USA – Following the introduction of a new grain inspection legislation that seeks to enhance certainty and customer service, the National Grain and Feed Association (NGFA) said it ratifies the idea.

The legislation reinforced congressional intent regarding the official grain inspection exceptions process for domestic facilities within the grain, feed and processing industry.

It provides domestic grain-handling facilities with the incentive to restore official inspection service agreements they previously had with USDA-approved official grain inspection providers.

This follows the reauthorization of the U.S. Grain Standards Act that exempted domestic shipments from inspection and weighing.

The US Grain Standards Act (USGSA) required that exported grains and oilseeds be officially inspected and weighed in order to ensure that high-quality grains are marketed.

After realignment of agencies along more functional lines based on revised regulations under the Agriculture Reauthorization Act of 2015, it was realized that the revision was used by Federal Grain Inspection Service (FGIS) to allow incumbent providers designated by the agency to perform official inspections within USDA-established geographic territories.

As a result, FGIS revoked dozens of existing service agreements, disrupting long-standing, well-functining agreements to provide official inspections.

The problem affected facilities that utilized official grain inspection services throughout the domestic agricultural supply chain.

The legislation remedies the problem by reinforcing congressional intent by allowing facilities to restore prior non-use service agreements terminated by FGIS that previously were in place with official inspection providers.

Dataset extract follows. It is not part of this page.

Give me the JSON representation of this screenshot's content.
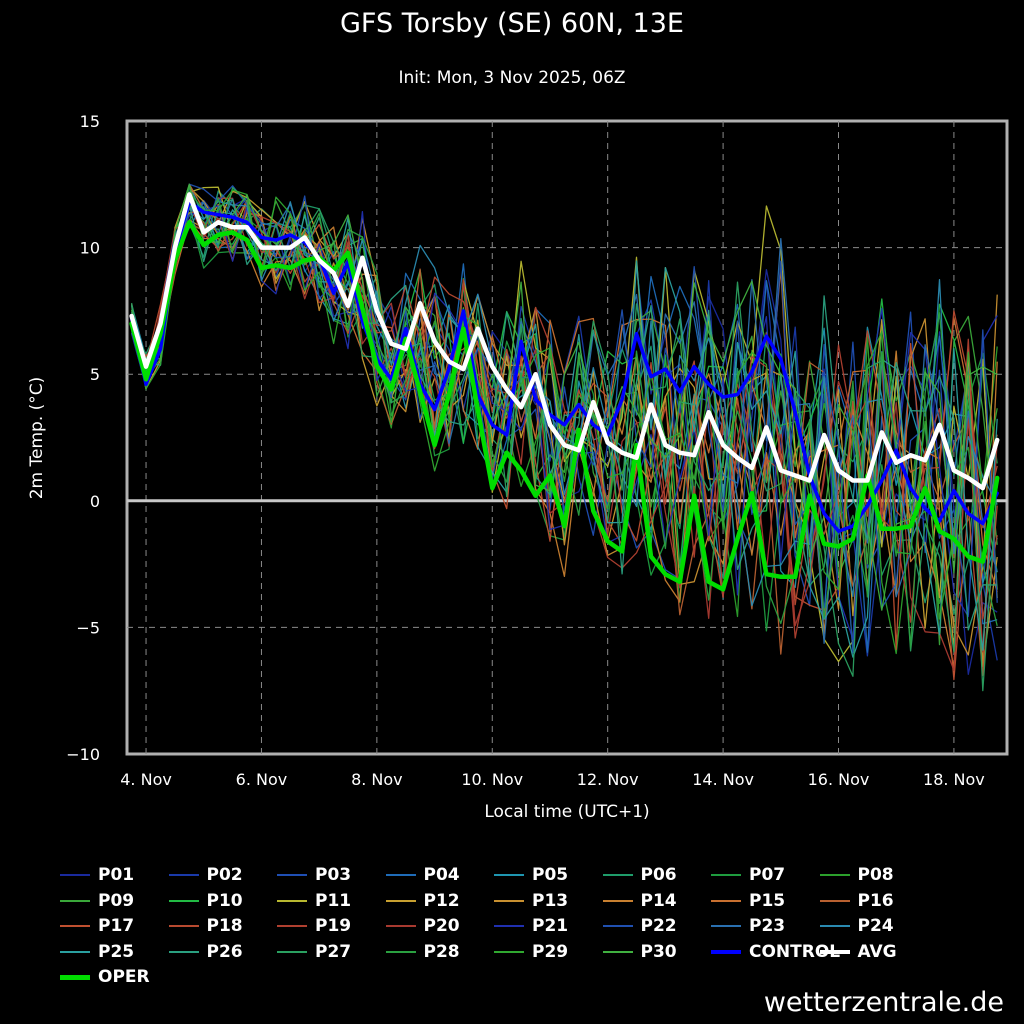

“U.S. competitiveness in domestic and global markets benefits when FGIS and its designated service providers perform market-responsive official inspection and weighing of bulk grains and oilseeds in a reliable and uninterrupted manner,” said Randy Gordon, president and chief executive officer of the NGFA.

He added that the legislation would restore cost-effective and efficient official grain inspection relationships that previously existed within the domestic trade and which had been working well.